Subject: Printing.
To: None <netbsd-users@netbsd.org>
From: Richard Rauch <rauch@eecs.ukans.edu>
List: netbsd-users
Date: 03/04/1999 09:05:36
After a certain amount of work, I think that I more or less have printing
sorted out on my NetBSD box & old Epson printer.

As far as I could see, there was precious little information re. setting
up a printer under NetBSD.  A few man-pages (printcap(5), lpr(1), etc.),
and a very minimal /etc/printcap sample file.  I don't mind having to work
a little to get the printer set up, but I had to make some guesses (it
took me a while to decide whether the "filters" for "accounting" could
probably be used for running GhostScript), and introduce a personal
convention.

The convention was where to put my "input filter" (or was that an "output
filter"?  I forget which I used).  I ended up creating a sub-directory in,
I think, /usr/sbin.  In there, I stuck a script to invoke GhostScript from
a ``ps'' printer entry.

For reference, is there a standard place for printer filters?  Maybe
/usr/local/mumble/bar/foo, instead?  (Initially, I naively tried setting
up GhostScript directly as my filter, but that caused problems, of course,
since printcap doesn't seem to let one specify parameters to a filter.)

 ---

Also, I've been peering at some of the man-pages, and thought that I'd see
about proofreading a (small) subset of them---some of the man pages are
very well written; others definitely needed a proof-reader.  Experience
teaches me that it's easier to do this kind of thing with a colored pen or
pencil, on paper.  So...I began trying to get _nice_ (i.e., typeset)
printings of the man-pages.

As far as I can tell, there is no way to do this with the same ease as
with which one views the online man pages.  Am I missing something? 
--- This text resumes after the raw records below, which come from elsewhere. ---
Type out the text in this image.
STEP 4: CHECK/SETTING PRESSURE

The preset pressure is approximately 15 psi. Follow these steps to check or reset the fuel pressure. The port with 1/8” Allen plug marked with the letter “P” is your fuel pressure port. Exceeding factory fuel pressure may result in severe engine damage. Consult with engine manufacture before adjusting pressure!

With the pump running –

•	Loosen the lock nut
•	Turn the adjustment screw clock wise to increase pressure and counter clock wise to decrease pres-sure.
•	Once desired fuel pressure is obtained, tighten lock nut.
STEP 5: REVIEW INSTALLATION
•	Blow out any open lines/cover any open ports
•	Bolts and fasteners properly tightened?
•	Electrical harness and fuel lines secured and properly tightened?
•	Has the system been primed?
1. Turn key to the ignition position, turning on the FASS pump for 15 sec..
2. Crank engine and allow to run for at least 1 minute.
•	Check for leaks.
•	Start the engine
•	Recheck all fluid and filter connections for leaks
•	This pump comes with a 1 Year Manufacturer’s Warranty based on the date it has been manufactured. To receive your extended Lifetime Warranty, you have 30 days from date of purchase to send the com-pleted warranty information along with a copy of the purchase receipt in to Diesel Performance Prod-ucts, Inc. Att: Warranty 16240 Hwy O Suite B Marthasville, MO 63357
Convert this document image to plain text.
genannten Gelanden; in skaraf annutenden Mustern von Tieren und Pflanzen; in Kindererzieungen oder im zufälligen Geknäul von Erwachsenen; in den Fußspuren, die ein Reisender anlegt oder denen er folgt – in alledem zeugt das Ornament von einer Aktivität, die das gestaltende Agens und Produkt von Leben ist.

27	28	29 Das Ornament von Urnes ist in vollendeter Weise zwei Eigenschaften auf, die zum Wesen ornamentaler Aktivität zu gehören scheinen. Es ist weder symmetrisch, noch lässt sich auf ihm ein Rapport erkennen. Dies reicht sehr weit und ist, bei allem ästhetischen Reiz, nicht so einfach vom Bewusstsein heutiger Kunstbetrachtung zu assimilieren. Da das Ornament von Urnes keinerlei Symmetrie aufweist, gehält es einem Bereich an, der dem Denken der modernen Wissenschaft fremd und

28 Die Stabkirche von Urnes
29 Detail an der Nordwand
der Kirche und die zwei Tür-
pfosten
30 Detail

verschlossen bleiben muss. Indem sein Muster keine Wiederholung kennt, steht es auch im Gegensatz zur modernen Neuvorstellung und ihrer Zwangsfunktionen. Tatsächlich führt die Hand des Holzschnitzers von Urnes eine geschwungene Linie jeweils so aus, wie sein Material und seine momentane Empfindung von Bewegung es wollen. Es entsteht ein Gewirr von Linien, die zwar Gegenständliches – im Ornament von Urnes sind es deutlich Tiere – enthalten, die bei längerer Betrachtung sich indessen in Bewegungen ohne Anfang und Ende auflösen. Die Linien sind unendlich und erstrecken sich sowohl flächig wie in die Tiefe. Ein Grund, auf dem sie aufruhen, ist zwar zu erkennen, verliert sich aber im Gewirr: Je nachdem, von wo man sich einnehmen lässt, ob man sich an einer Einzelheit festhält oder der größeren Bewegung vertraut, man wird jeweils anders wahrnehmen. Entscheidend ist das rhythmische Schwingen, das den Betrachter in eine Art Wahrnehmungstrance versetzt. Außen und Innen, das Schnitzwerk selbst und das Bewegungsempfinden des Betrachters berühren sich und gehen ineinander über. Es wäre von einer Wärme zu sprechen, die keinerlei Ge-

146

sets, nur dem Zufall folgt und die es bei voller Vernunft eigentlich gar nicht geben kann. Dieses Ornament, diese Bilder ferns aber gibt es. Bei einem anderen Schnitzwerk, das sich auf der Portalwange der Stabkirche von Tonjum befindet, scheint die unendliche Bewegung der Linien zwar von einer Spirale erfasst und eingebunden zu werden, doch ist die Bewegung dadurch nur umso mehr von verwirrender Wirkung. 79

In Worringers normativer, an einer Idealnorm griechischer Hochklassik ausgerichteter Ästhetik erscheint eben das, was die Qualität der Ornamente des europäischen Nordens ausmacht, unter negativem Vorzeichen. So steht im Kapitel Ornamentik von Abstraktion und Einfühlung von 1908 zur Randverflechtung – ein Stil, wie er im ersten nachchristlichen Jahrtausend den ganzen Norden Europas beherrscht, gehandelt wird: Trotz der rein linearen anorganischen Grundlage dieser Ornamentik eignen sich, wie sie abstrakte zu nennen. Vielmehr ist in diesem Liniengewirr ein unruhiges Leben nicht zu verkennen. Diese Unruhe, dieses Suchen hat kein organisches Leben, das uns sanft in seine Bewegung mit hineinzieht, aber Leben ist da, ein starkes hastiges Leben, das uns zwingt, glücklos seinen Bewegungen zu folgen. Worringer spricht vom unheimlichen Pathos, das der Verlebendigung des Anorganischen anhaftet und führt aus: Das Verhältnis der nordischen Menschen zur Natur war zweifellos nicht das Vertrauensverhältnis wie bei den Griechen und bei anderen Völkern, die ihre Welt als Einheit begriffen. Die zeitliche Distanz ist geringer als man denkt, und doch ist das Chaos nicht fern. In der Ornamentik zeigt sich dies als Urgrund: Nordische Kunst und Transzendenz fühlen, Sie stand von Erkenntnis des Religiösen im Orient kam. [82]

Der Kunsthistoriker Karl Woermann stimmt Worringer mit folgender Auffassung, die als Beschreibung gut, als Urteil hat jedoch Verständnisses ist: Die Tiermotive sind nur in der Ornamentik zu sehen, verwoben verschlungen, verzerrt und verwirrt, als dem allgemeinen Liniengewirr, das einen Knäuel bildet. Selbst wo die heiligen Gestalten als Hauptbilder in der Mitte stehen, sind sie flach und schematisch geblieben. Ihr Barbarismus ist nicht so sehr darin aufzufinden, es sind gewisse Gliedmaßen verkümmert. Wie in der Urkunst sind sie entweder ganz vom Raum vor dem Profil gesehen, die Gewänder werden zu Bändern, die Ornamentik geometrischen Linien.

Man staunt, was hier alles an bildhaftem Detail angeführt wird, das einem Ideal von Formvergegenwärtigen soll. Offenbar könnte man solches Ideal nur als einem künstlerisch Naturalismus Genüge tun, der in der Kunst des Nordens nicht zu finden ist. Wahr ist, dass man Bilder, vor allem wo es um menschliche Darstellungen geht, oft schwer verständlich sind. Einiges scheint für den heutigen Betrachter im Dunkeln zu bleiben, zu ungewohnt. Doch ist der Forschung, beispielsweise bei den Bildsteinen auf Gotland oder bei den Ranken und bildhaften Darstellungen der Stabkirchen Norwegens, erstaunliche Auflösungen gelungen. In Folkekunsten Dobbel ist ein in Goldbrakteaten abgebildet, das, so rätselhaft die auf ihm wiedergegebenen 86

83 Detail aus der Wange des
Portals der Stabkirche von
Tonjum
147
(Well, I _can_ do ``man [<section>] <topic> | lpr'', but that screws up
the spacing (and general page-breaks); also, for the efficiency-minded, I
would point out that piping ``man'' into ``lpr'' actually takes up more
space (despite compressing runs of blank lines), than does a properly
typeset page.  And if one gets clever with post-processing, and doesn't
mind the visual compression, one can fit multiple logical pages onto a
physical page...)


My current approach is to find which directory a given man page source is
in, and invoke groff on the page, and sending the postscript output
through my ``ps'' printer (i.e., through GhostScript, and then on to the
physical Epson printer).

This has two significant flaws:

 * I have to know the proper directory for a given man-page (unlike using
   ``man'', where at most one needs to know the manual section).  This
   could be fixed w/o too much effort if it were sufficiently irritating;
   it remains a minor annoyance.

 * If I queue up a second typeset man page, while the first one is still
   printing, the tail end (page footer of the last page) of the first
   job tends to get overwritten with the front of the second job.  Worse,
   the second job seems to reset the printer, so that confuses the
   printer, and I end up with my page-breaks skewed thereafter.

   This effectively means that I have to ``babysit'' the system if I want
   to print out several such man-pages.  I'm not sure how best to fix
   this one.  (It occurs to me that it might work to have groff emit DVI
   files; queueing multiple DVI files with ``dvips -Pps'' seems to work
   pretty well, but the result is an explicit temporary DVI file---dvips
   doesn't like to work with pipes, unfortunately.)

 ---

A last pair of problems.

``lpr -r'' does not seem to delete files.  I tried this when setting up
and playing with teTeX.  My initial efforts at using dvips involved
explicitly writing temporary files; the final one was sent to ``lpr -r'',
but it never actually deleted the files.  Can someone confirm this?  Is
this perhaps a deliberate feature-removal?  (I notice that the LINUX lpr
man-page deprecates the use of ``-r'', supporting it only for BSD
compatibility.  Apparently, some camps feel that it is a Bad Thing to
have...though I don't readily see the problem, myself.)


Related, lprm does not seem to actually remove jobs from the print-queue. 
The only way that I have found to remove such jobs is to su, then delete
the queued files by hand.  I have tried on jobs for the default ``lp''
printer, and for my ``ps'' pseudo-printer (and I did specify ``-Pps'' in
the latter case); I have tried as root, and as my regular login id (from
which the jobs were started).  I have tried using both ``25'' and ``job
25'' to refer to job #25; I have also tried using ``-'' to remove all
queued jobs. 

As far as I can tell, lprm doesn't do what it is supposed to do.  The
oddity of my system is that the ``ps'' and ``lp'' printers both directly
drive the same printer harder (``ps'' doesn't pass it off through ``lp''; 
perhaps a mistake, but it shouldn't affect the queues, should it?).  The
two printers have seperate /var/spool/output queue directories. 

I assume that I'm not the only one who occasionally uses printed
media.  Can anyone make suggestions, or confirm/deny this behavior on
their system?

I am using 1.3.3, more or less vanilla.